The recorded oracle (expected) vs. current z3 (combined stdout+stderr,
`-T:20`):

```diff
-(incomplete (theory array))
-unknown
+timeout
```

## Root cause

The rewritten parallel tactic (`src/solver/parallel_tactical.cpp`,
introduced in #9824/#9825) hangs on this input.

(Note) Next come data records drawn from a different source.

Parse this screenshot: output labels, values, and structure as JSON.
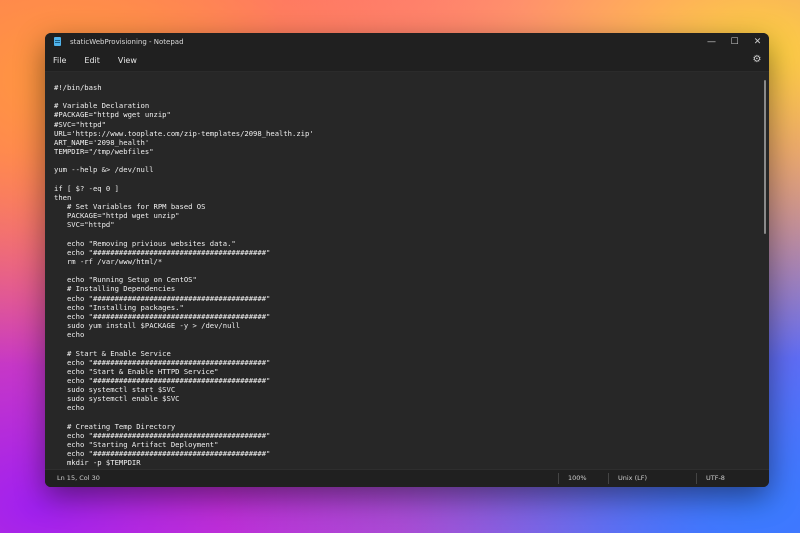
{
  "window": {
    "title": "staticWebProvisioning - Notepad",
    "controls": {
      "minimize": "—",
      "maximize": "☐",
      "close": "✕"
    }
  },
  "menu": {
    "file": "File",
    "edit": "Edit",
    "view": "View",
    "settings_icon": "gear-icon"
  },
  "editor": {
    "content": "#!/bin/bash\n\n# Variable Declaration\n#PACKAGE=\"httpd wget unzip\"\n#SVC=\"httpd\"\nURL='https://www.tooplate.com/zip-templates/2098_health.zip'\nART_NAME='2098_health'\nTEMPDIR=\"/tmp/webfiles\"\n\nyum --help &> /dev/null\n\nif [ $? -eq 0 ]\nthen\n   # Set Variables for RPM based OS\n   PACKAGE=\"httpd wget unzip\"\n   SVC=\"httpd\"\n\n   echo \"Removing privious websites data.\"\n   echo \"########################################\"\n   rm -rf /var/www/html/*\n\n   echo \"Running Setup on CentOS\"\n   # Installing Dependencies\n   echo \"########################################\"\n   echo \"Installing packages.\"\n   echo \"########################################\"\n   sudo yum install $PACKAGE -y > /dev/null\n   echo\n\n   # Start & Enable Service\n   echo \"########################################\"\n   echo \"Start & Enable HTTPD Service\"\n   echo \"########################################\"\n   sudo systemctl start $SVC\n   sudo systemctl enable $SVC\n   echo\n\n   # Creating Temp Directory\n   echo \"########################################\"\n   echo \"Starting Artifact Deployment\"\n   echo \"########################################\"\n   mkdir -p $TEMPDIR"
  },
  "status": {
    "position": "Ln 15, Col 30",
    "zoom": "100%",
    "line_endings": "Unix (LF)",
    "encoding": "UTF-8"
  }
}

In the worker `run()` loop, every `l_undef` cube result was treated as
if the per-cube **conflict limit** had been reached: the worker
escalated the per-thread conflict budget (`update_max_thread_conflicts`)
and re-checked / re-split the same cube. When the `l_undef` actually
comes from **theory incompleteness** (here, the array theory cannot
decide `(distinct a b)` over `Int -> Bool`) rather than the conflict
limit, the verdict never changes, so the worker re-checks the same cube
forever.

Compounding this, the `batch_manager` state machine had **no terminal
`unknown` state** — the only way to finish was for some worker to prove
`sat`/`unsat`, which is impossible for a root-level theory-incomplete
formula. The combination produced an infinite loop and a wall-clock
timeout.

The pre-rewrite parallel tactic avoided this: its `giveup()` detected
reasons starting with `(incomplete` / `(sat.giveup`, reported a soft
undef, and echoed the reason to `verbose_stream()`.

## Fix

All changes are confined to `src/solver/parallel_tactical.cpp` (47
insertions, 4 deletions):

1. **Distinguish genuine incompleteness from conflict-limit
exhaustion.** In the worker `l_undef` case, only `reason_unknown() ==
"max-conflicts-reached"` benefits from escalating the budget /
splitting. For any other reason (incomplete theory, quantifiers,
lambdas, resource limits, ...) re-checking is futile, so the worker
records a sound `unknown` and stops working the branch.
2. **Add a terminal `is_unknown` batch-manager state** (`set_unknown`,
`get_result() -> l_undef`, reason storage). It is a *soft* result: it
does not cancel the other workers, and a definitive `sat`/`unsat`
verdict from another branch may still override it (the
`set_sat`/`set_unsat` guards now permit overriding `is_unknown`). All
`set_unsat` call sites are global formula-unsat (core ⊆ assumptions, or
independent of the tested backbone literal), so the override is sound;
tree-closure unsat remains guarded by `is_running` and cannot fire
because the undef leaf stays open.
3. **Restore the reason output.** The captured `reason_unknown` is
propagated to the result goal and echoed to `verbose_stream()`,
reproducing the `(incomplete (theory array))` line that the sequential
path / old parallel tactic emitted.

## Validation

Rebuilt the `./z3` checkout (`./configure && make -C build -j16`) and
re-ran the benchmark with the freshly built binary using the same
options the snapshot capture uses (`-T:20`, combined stdout+stderr):

```
$ z3 inputs/issues/iss-3044/bug-1.smt2 -T:20
(incomplete (theory array))
unknown
```

This matches the recorded `bug-1.expected.out` oracle **byte-for-byte**,
and the benchmark now completes in ~0.5s (was: timeout). Verified stable
across 8 consecutive runs. Basic `psmt` `sat`/`unsat` checks continue to
produce correct results.

Opened as a **draft** for human review.

Co-authored-by: Copilot <223556219+Copilot@users.noreply.github.com>




> Generated by [Fix a Z3 snapshot-regression
divergence](https://github.com/Z3Prover/bench/actions/runs/28313246856)
· 5.7K AIC · ⌖ 85.8 AIC · ⊞ 41.2K ·
[◷](https://github.com/search?q=repo%3AZ3Prover%2Fz3+%22gh-aw-workflow-id%3A+snapshot-regression-fixer%22&type=pullrequests)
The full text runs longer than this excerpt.